We observed one accuracy deviation that is worth mentioning. RTL power analysis consistently overestimates the power dissipated by modules that undergo substantial logic optimization during the synthesis flow. This is particularly true of designs that, for example, rely on cross-module logic optimization or whose RTL description relies on behavioral retiming to optimize the number of flipflops in the design. The accuracy deviation arises from the RTL power-analysis tool’s lack of awareness of the advanced logic optimization techniques used by synthesis tools.
8. Special Simulation Challenges for a Configurable IP Core
Most IC design teams work on one particular instance of a design at a time. However, Tensilica engineers deal with the special challenge of developing a configurable microprocessor core. The Xtensa microprocessor can be tailored for a particular application through a selection menu on a web-based GUI. For example, the designer can choose the number of general-purpose registers in a customized core; various cache-memory attributes; the number and priorities of interrupts; and support for specialized operations such as a floating-point execution unit, specialized DSP operations, and an entire vector DSP coprocessor called Vectra. As the designer configures a core, the GUI provides immediate feedback on the processor core’s estimated area, timing, and power dissipation through live bar graphs displayed by the GUI as shown in Figure 3. To provide accurate, real-time feedback, Tensilica extensively characterizes Xtensa microprocessor cores using numerous combinations of the various configuration options. Further, because the core is licensed as “soft” IP, it must be characterized for multiple semiconductor process technologies. This compute-intensive process generates a database of area, timing, and power numbers that drive the GUI estimator.
Figure 3: Live bar graphs on the Xtensa Processor Generator GUI provide real-time feedback about processor speed, area, and power dissipation at the bottom of the GUI page.
It takes weeks of simulation to generate estimation data for the Xtensa GUI. Any procedure that speeds this process is therefore very valuable. We have had a positive experience with RTL-based poweranalysis tools and have already tuned our design flow to provide close correlation to post place-androute numbers for Xtensa microprocessor designs. Because RTL power analysis is much faster than gate-level simulation, we intend to use RTL power analysis to generate the bulk of the estimation data for our next-generation configurable processor.

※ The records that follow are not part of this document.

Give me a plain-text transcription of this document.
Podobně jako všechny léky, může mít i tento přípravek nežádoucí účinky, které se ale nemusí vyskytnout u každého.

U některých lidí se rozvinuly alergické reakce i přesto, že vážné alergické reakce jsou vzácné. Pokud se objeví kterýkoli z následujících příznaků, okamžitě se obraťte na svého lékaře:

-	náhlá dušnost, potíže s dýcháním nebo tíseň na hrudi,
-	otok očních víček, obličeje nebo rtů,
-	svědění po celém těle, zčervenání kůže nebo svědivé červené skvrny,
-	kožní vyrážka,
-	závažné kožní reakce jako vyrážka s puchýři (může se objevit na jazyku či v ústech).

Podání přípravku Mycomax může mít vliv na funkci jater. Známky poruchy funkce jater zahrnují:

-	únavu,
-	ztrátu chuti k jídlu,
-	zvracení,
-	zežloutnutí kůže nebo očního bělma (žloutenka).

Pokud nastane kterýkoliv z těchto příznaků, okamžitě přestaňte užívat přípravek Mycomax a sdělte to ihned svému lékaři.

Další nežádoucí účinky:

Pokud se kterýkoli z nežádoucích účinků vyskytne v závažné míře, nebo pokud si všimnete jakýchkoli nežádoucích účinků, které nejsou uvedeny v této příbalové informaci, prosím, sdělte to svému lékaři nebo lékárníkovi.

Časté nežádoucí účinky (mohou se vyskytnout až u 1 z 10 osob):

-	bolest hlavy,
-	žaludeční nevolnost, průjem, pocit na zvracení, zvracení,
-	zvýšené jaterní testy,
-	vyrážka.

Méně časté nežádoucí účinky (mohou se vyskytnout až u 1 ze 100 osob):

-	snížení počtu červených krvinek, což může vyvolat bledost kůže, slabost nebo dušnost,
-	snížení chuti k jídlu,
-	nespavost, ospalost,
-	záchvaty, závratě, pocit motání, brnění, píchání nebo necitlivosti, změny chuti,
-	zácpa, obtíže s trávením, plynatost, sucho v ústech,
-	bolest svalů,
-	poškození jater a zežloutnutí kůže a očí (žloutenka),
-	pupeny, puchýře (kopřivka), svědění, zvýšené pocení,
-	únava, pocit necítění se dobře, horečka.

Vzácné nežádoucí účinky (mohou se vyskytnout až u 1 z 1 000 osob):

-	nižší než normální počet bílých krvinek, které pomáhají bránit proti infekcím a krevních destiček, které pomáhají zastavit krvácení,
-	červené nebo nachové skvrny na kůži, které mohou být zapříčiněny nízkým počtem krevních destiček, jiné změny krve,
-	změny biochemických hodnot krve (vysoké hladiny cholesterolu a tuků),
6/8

Today’s multimillion-transistor SOC designs create new challenges for engineers to effectively manage the amount of power being dissipated in their design. To meet aggressive power budgets, designers must focus on power consumption throughout the course of the design. RTL power analysis can help in this process and it offers numerous advantages over the traditional flow, which involves analyzing power on gate-level net lists. One significant advantage is that RTL power analysis can be started much earlier in the design cycle when it is still possible to reduce power dissipation through design changes. Another important advantage is the preservation of design hierarchy in the RTL power reports, which makes it easy to pinpoint opportunities for power savings.
We have demonstrated that RTL power analysis is an effective design methodology for monitoring and reducing a microprocessor core’s power dissipation. It is now an integral part of our design flow and has also helped us with our design-characterization efforts. We believe that this methodology has general applicability to the vast majority of today’s SOC designs.